« Tous les films sont autobiographiques, mais celui-là l’est plus directement car c’est l’histoire d’une éducation à la fois sentimentale et politique que j’ai un peu vécue au début des années soixante » : plus que la veine autobiographique, celle du cinéaste encore débutant tenté par les luttes marxistes au début des années 1960, c’est l’allusion (non la référence) à une « éducation sentimentale » qui trouble dans cette citation de Bertolucci sur son deuxième long métrage, qui est aussi une véritable et belle étude sur le temps cinématographique. Fabrizio, le jeune homme amoureux et sans passion de Prima della Rivoluzione, directement inspiré du Fabrice del Dongo de La Chartreuse de Parme (les deux personnages vivant deux époques de troubles à quelques siècles de distance), rappelle davantage en effet le héros de L’Éducation sentimentale : comme Frédéric Moreau, le Fabrizio de Bertolucci est indécis, indéterminé et surtout prisonnier d’un histoire cynique alors que l’orgueilleux et aventureux Del Dongo est toujours en mouvement dans l’œuvre très romanesque de Stendhal. Si le motif de l’amour incestueux (Fabrizio aime jalousement sa tante Gina) est un pas de plus du jeune cinéaste dans ceux de Stendhal, Flaubert et Bertolucci partagent toutefois la peinture des milieux (celui, bourgeois, dont Fabrizio porte les gestes et les atours, et celui dont il rêve, cette nouvelle société égalitaire théorisée par son camarade communiste), la désillusion intime et politique et ce même ricanement final où un mariage sans amour conclut les deux trajectoires parallèles. Comme Frédéric Moreau, Fabrizio veut, voudrait, ne veut plus : il ne sait pas vouloir. Comme son contre-modèle, l’intranquille héros de Prima della Rivoluzione est rattrapé par sa peur du vide et confronté au temps inerte, immobile de l’histoire, cette histoire qu’il faudrait « réécrire », comme le rappelle l’austère Cesare à son ami idéaliste et inconstant.
« L’histoire tombe au dehors comme la neige »
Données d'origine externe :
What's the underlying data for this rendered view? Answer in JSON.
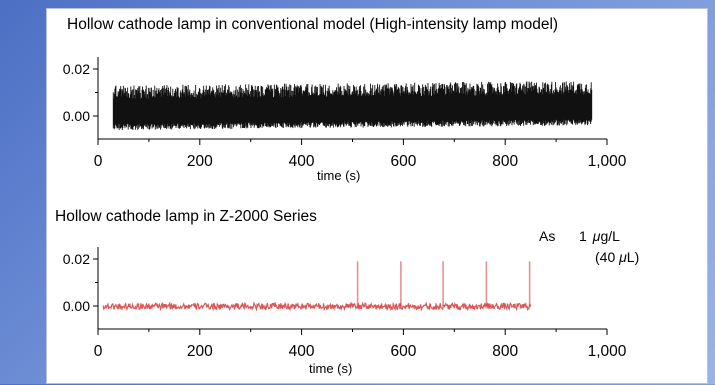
{
  "chart_data": [
    {
      "type": "line",
      "title": "Hollow cathode lamp in conventional model (High-intensity lamp model)",
      "xlabel": "time (s)",
      "xlim": [
        0,
        1000
      ],
      "ylim": [
        -0.012,
        0.025
      ],
      "x_ticks": [
        0,
        200,
        400,
        600,
        800,
        1000
      ],
      "x_tick_labels": [
        "0",
        "200",
        "400",
        "600",
        "800",
        "1,000"
      ],
      "y_ticks": [
        0.02,
        0.0
      ],
      "y_tick_labels": [
        "0.02",
        "0.00"
      ],
      "series": [
        {
          "color": "#111111",
          "x_range": [
            30,
            970
          ],
          "baseline": 0.0,
          "noise_band": [
            -0.006,
            0.013
          ],
          "description_of_trace": "noisy band"
        }
      ]
    },
    {
      "type": "line",
      "title": "Hollow cathode lamp in Z-2000 Series",
      "xlabel": "time (s)",
      "xlim": [
        0,
        1000
      ],
      "ylim": [
        -0.012,
        0.025
      ],
      "x_ticks": [
        0,
        200,
        400,
        600,
        800,
        1000
      ],
      "x_tick_labels": [
        "0",
        "200",
        "400",
        "600",
        "800",
        "1,000"
      ],
      "y_ticks": [
        0.02,
        0.0
      ],
      "y_tick_labels": [
        "0.02",
        "0.00"
      ],
      "series": [
        {
          "color": "#d23a3a",
          "x_range": [
            10,
            850
          ],
          "baseline": 0.0,
          "noise_band": [
            -0.0015,
            0.0012
          ],
          "peaks": [
            {
              "x": 510,
              "y": 0.019
            },
            {
              "x": 595,
              "y": 0.019
            },
            {
              "x": 678,
              "y": 0.019
            },
            {
              "x": 763,
              "y": 0.019
            },
            {
              "x": 848,
              "y": 0.019
            }
          ]
        }
      ],
      "annotation": {
        "element": "As",
        "value": "1",
        "unit_mu": "μ",
        "unit_rest": "g/L",
        "volume_open": "(40 ",
        "volume_mu": "μ",
        "volume_close": "L)"
      }
    }
  ]
}
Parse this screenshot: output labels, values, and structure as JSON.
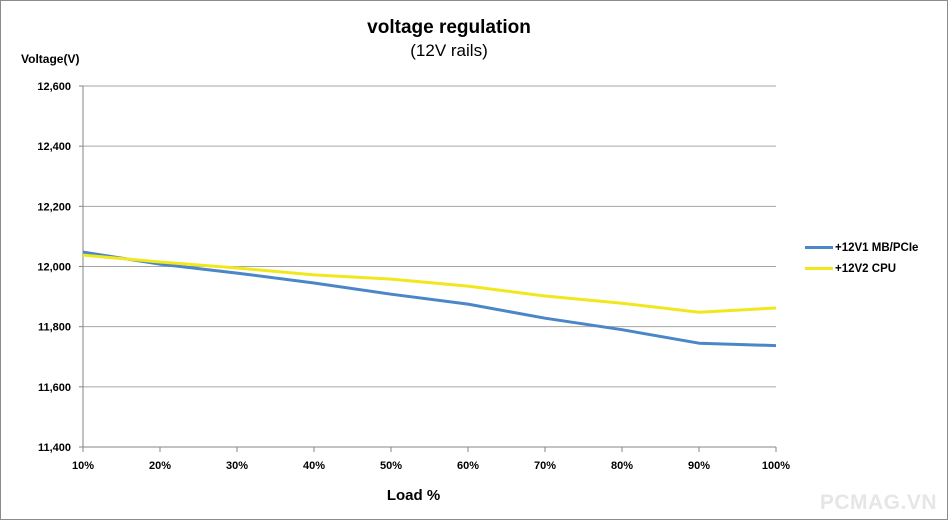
{
  "watermark": "PCMAG.VN",
  "chart_data": {
    "type": "line",
    "title": "voltage regulation",
    "subtitle": "(12V rails)",
    "xlabel": "Load %",
    "ylabel": "Voltage(V)",
    "categories": [
      "10%",
      "20%",
      "30%",
      "40%",
      "50%",
      "60%",
      "70%",
      "80%",
      "90%",
      "100%"
    ],
    "yticks": [
      "12,600",
      "12,400",
      "12,200",
      "12,000",
      "11,800",
      "11,600",
      "11,400"
    ],
    "ylim": [
      11.4,
      12.6
    ],
    "grid": true,
    "legend_position": "right",
    "series": [
      {
        "name": "+12V1 MB/PCIe",
        "color": "#4a86c8",
        "values": [
          12.048,
          12.008,
          11.978,
          11.945,
          11.908,
          11.875,
          11.828,
          11.79,
          11.745,
          11.737
        ]
      },
      {
        "name": "+12V2 CPU",
        "color": "#f0e81c",
        "values": [
          12.038,
          12.015,
          11.995,
          11.972,
          11.958,
          11.935,
          11.902,
          11.878,
          11.848,
          11.862
        ]
      }
    ]
  }
}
Prima della Rivoluzione est le deuxième film d’un auteur de vingt-deux ans qui n’a réalisé qu’un long métrage deux ans plus tôt ; cinéaste littéraire, Bertolucci adaptera plus tard un scénario de Borges qui illustre lui aussi ce thème du temps cyclique et cynique, l’éternel retour du même (La Stratégie de l’araignée, un peu oublié, date de 1970). Le temps de Bertolucci est ainsi une question de boucle plus que de ligne : l’histoire tombe « comme la neige », les personnages contemplent passivement ses sursauts. Ainsi le temps qui habite le film est une matière lâche et distendue, exprimée par une rhétorique parfois précieuse (plans répétées avec un léger décalage elliptique, gros plans, intertitres d’une poésie un peu déclamatoire …) ; mais l’utilisation sensuelle des éclairages, les ruptures de tons et de styles et les cadres sophistiqués créent une dynamique et une rythmique profondément originales. Faut-il voir dans ce film, qui exprime beaucoup de son époque (l’antiracisme, Godard et Ana Karina, la mort de Marilyn, Salan et la guerre d’Algérie, l’Unità…), une œuvre-manifeste politique ? ou l’œuvre de jeunesse d’un poète (Bertolucci écrivait bien avant de tourner) qui fait preuve sans en avoir l’air d’une remarquable intuition esthétique pour inventer un romanesque d’avant-garde ?
Dissonance
La linéarité perdue comme un paradis perdu : Prima della Rivoluzione, entre L’Avventura et Les Poings dans les poches – le déterminisme psychologique de Bellocchio en moins – est un film dissonant. L’histoire somme toute assez conventionnelle d’un jeune homme de bonne famille qui couche avec sa mère – pardon, avec la sœur de sa mère… – tout en rêvant d’un changement dans l’air du temps est aussi une ligne tendue entre des éléments divers et épars (les fameux « blocs lyriques », autonomes et intrusifs : chansons populaires, conversations cinéphiles sur la Nouvelle Vague française, diatribes sur l’abandon des campagnes…) qu’une force étrange, probablement unique dans l’œuvre de son auteur, permet de faire tenir envers et contre tout : cinéma d’équilibriste, impressionniste, ce second film présente une belle surface mais son intérêt est surtout dans un écriture déroutante qui refuse les apories du dogmatisme militant, les réponses du psychologisme et les rêveries trop éthérées d’un cinéma « existentiel ». Pour l’assistant de Pasolini sur le tournage d’Accattone, l’enjeu est aussi d’en finir avec ce néo-réalisme des faubourgs qui colle à la peau du cinéma italien. Il y parvient avec un brio et une aisance dans le cadre, la lumière et le récit que bien peu de ses films à venir porteront à un tel degré de réussite.